Let us hope Maddox is finally willing to permit honest and open debate with our offering of original data for publication.
 

[Editor’s note, 2005: Our scientific study that re-examined the Ascher et al. study discovered (1) at least 45 cases of uninfected, HIV-negative men with AIDS diseases; (2) heavy drug use among those men identified in the Ascher et al. study as having “no drug use”; (3) heavier drug use among HIV-positive men than amongst HIV-negative ones, showing that the HIV virus was not associated with AIDS; and (4) serious gaps in the study’s database, making it useless for any other conclusions. In short, our new study devastatingly refuted the Ascher et al. study.

John Maddox, editor of Nature, was clearly caught off guard by our paper, and he ultimately rejected it from publication — without explanation and in direct violation of his earlier promise.

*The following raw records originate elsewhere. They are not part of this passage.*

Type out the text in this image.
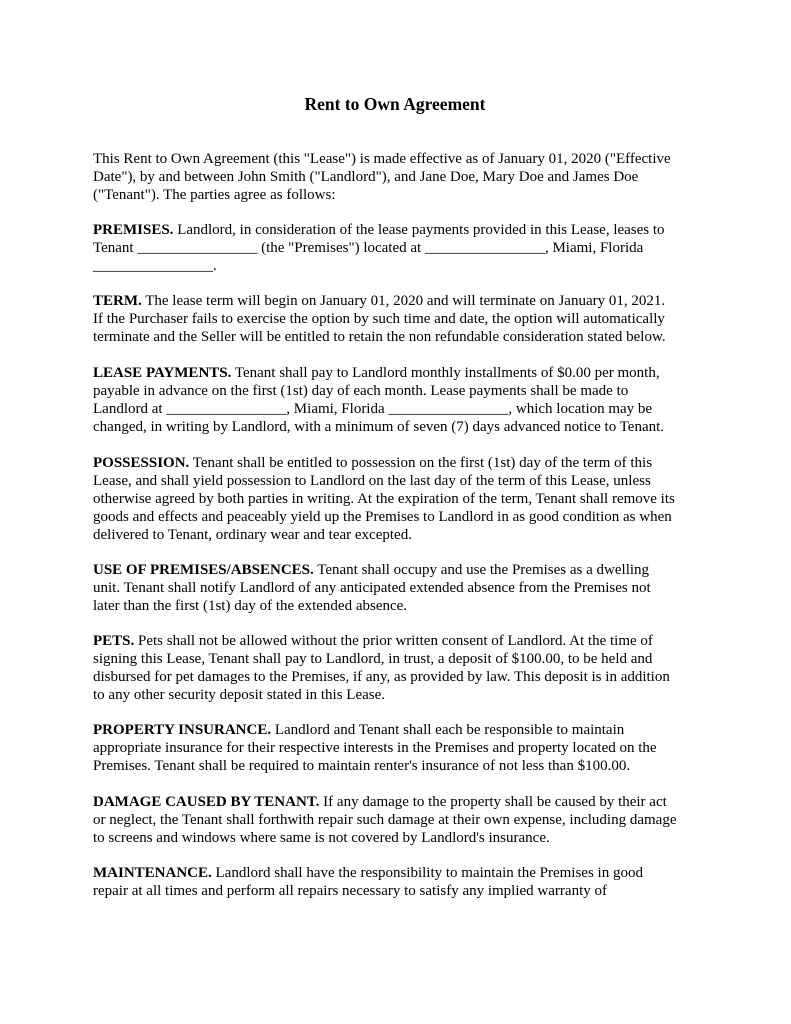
Rent to Own Agreement

This Rent to Own Agreement (this "Lease") is made effective as of January 01, 2020 ("Effective
Date"), by and between John Smith ("Landlord"), and Jane Doe, Mary Doe and James Doe
("Tenant"). The parties agree as follows:

PREMISES. Landlord, in consideration of the lease payments provided in this Lease, leases to
Tenant ________________ (the "Premises") located at ________________, Miami, Florida
________________.

TERM. The lease term will begin on January 01, 2020 and will terminate on January 01, 2021.
If the Purchaser fails to exercise the option by such time and date, the option will automatically
terminate and the Seller will be entitled to retain the non refundable consideration stated below.

LEASE PAYMENTS. Tenant shall pay to Landlord monthly installments of $0.00 per month,
payable in advance on the first (1st) day of each month. Lease payments shall be made to
Landlord at ________________, Miami, Florida ________________, which location may be
changed, in writing by Landlord, with a minimum of seven (7) days advanced notice to Tenant.

POSSESSION. Tenant shall be entitled to possession on the first (1st) day of the term of this
Lease, and shall yield possession to Landlord on the last day of the term of this Lease, unless
otherwise agreed by both parties in writing. At the expiration of the term, Tenant shall remove its
goods and effects and peaceably yield up the Premises to Landlord in as good condition as when
delivered to Tenant, ordinary wear and tear excepted.

USE OF PREMISES/ABSENCES. Tenant shall occupy and use the Premises as a dwelling
unit. Tenant shall notify Landlord of any anticipated extended absence from the Premises not
later than the first (1st) day of the extended absence.

PETS. Pets shall not be allowed without the prior written consent of Landlord. At the time of
signing this Lease, Tenant shall pay to Landlord, in trust, a deposit of $100.00, to be held and
disbursed for pet damages to the Premises, if any, as provided by law. This deposit is in addition
to any other security deposit stated in this Lease.

PROPERTY INSURANCE. Landlord and Tenant shall each be responsible to maintain
appropriate insurance for their respective interests in the Premises and property located on the
Premises. Tenant shall be required to maintain renter's insurance of not less than $100.00.

DAMAGE CAUSED BY TENANT. If any damage to the property shall be caused by their act
or neglect, the Tenant shall forthwith repair such damage at their own expense, including damage
to screens and windows where same is not covered by Landlord's insurance.

MAINTENANCE. Landlord shall have the responsibility to maintain the Premises in good
repair at all times and perform all repairs necessary to satisfy any implied warranty of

Our study was later published in the prestigious scientific journal Genetica in January of 1995.2 To our knowledge, no answer has ever been made against our paper in the years since then.]

References

1. Ascher, MS, Sheppard, HW, Winkelstein, J, & Vittinghoff, E, “Does drug use cause AIDS?,” Nature 362:103-4 (March 1993).

2. Ellison, BJ, Downey, AB, & Duesberg, PH, “HIV as a surrogate marker for drug use: a re-analysis of the San Francisco Men’s Health Study,” Genetica 95:165-171 (Jan. 1995).